イラスト詳細
ヴェガルド・オルセンの桐生による関係者1人+PCピンナップクリスマス2023
作者 | 桐生 |
---|---|
人物 | ヴェガルド・オルセン |
イラスト種別 |
関係者1人+PCピンナップクリスマス2023(サイズアップ) (ヴァレーリヤ=ダニーロヴナ=マヤコフスカヤ からの提案) |
納品日 | 2023年12月24日 |
イラストSS
『Giertic holy happy holidays』
こつこつと、軍靴が鉄床を小気味よいリズムを刻む。
「……んあ?」
北海を統べるノルダインの大男、ヴェガルドが振り返った。
「なあ坊さん、さっきの話なんだが、ちょっくら……って、おい!」
男は勢いよく立ち上がり、錫の食器類がびりびりと震える。
「エイリークじゃねえか! だはは!」
「どうも御無沙汰しています」
「よせよせ他人行儀な返事なんざ、さっさと入れよ――」
ヴェガルドが革の幕を威勢よくめくりあげた。
「――お前の家なんだからよ」
ずかずかと奥へ進むヴェガルドに、エイリークは微苦笑をこぼし。
けれどその面持ちは、真冬の帝都へ稀に差す陽光のように、穏やかで晴れやかなものだった。

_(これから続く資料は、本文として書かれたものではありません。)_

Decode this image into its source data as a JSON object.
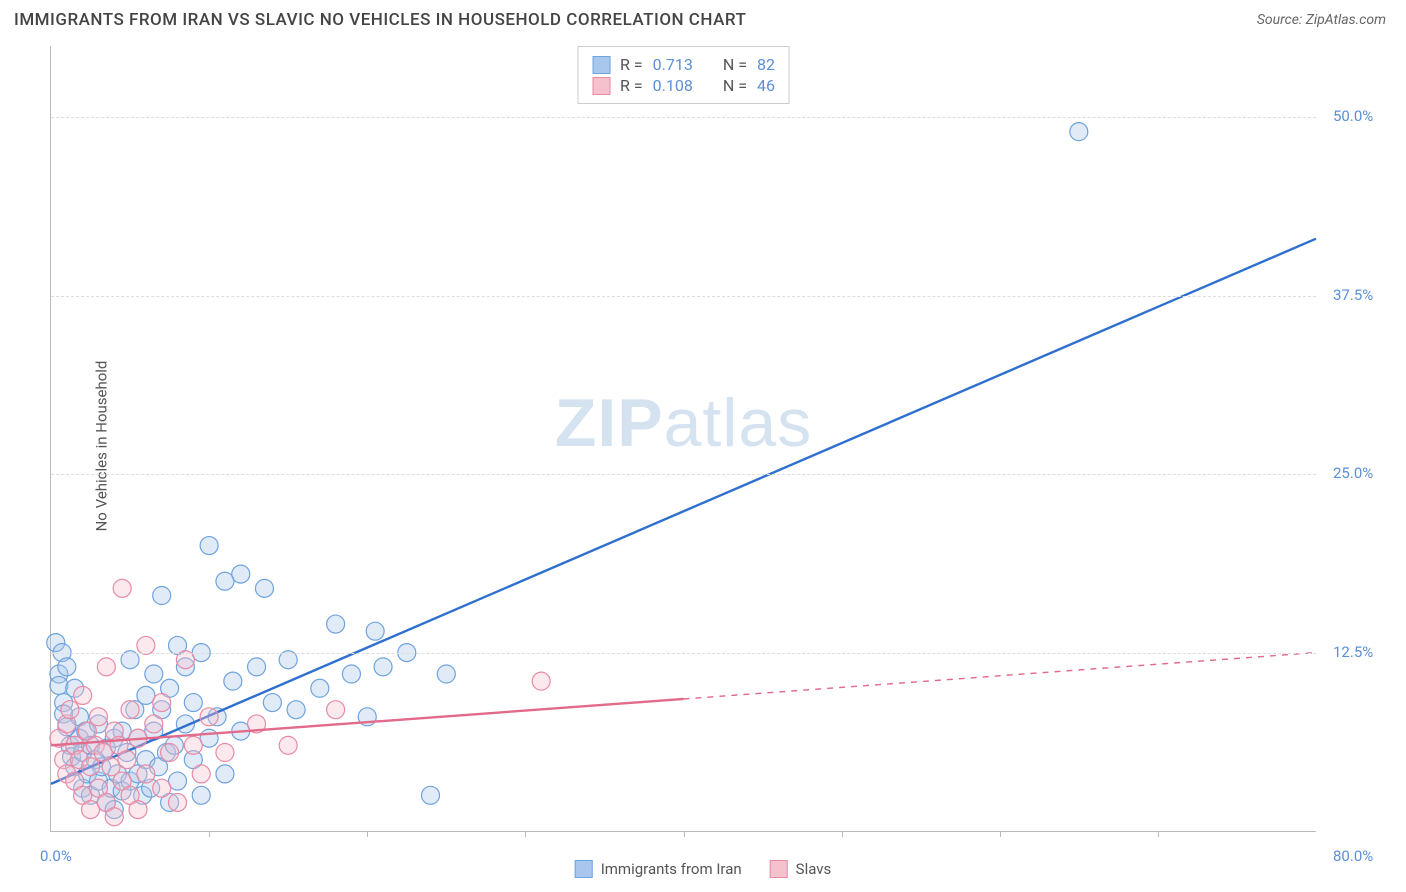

「さあさ座れよ、いや先に茶あしばき倒すか? まあ俺ぁよ!」
「大丈夫ですよ、自分でやります」
外へ張り出した簡素なバルコニーへ顔を出すと、吹き抜ける風は凍えるように冷たくて、けれどその清涼は不思議と心地よく感じられた。
「よーしよし、また少しデカくなったんじゃねえか?」
エイリークの頭を抱え込むように、ヴェガルドが頭をわしわしと撫でる。
「あはは、やめて下さいよ」
「んだあこいつう」
「僕だって子供じゃないんですから、もう伸びませんって」
「いくつんなった」
「そろそろとっくに二十も半ばですよ」
「ったく、いっぱしになりゃあがって」
「で、いつまで居られんだ」
「二日には戻ろうと思います」
「一週間たあ軍も気前がいい、うまいもんたらふく食おうや」
「ええ、楽しみにしています」
――「ちょっとヴェガルド。エイリークと私の足音を間違えるとはどういう見識ですの――」とかなんとか言われたのは、歯車大聖堂の冬支度が終わった、ちょうどその日の夜、小さな祭のことだった。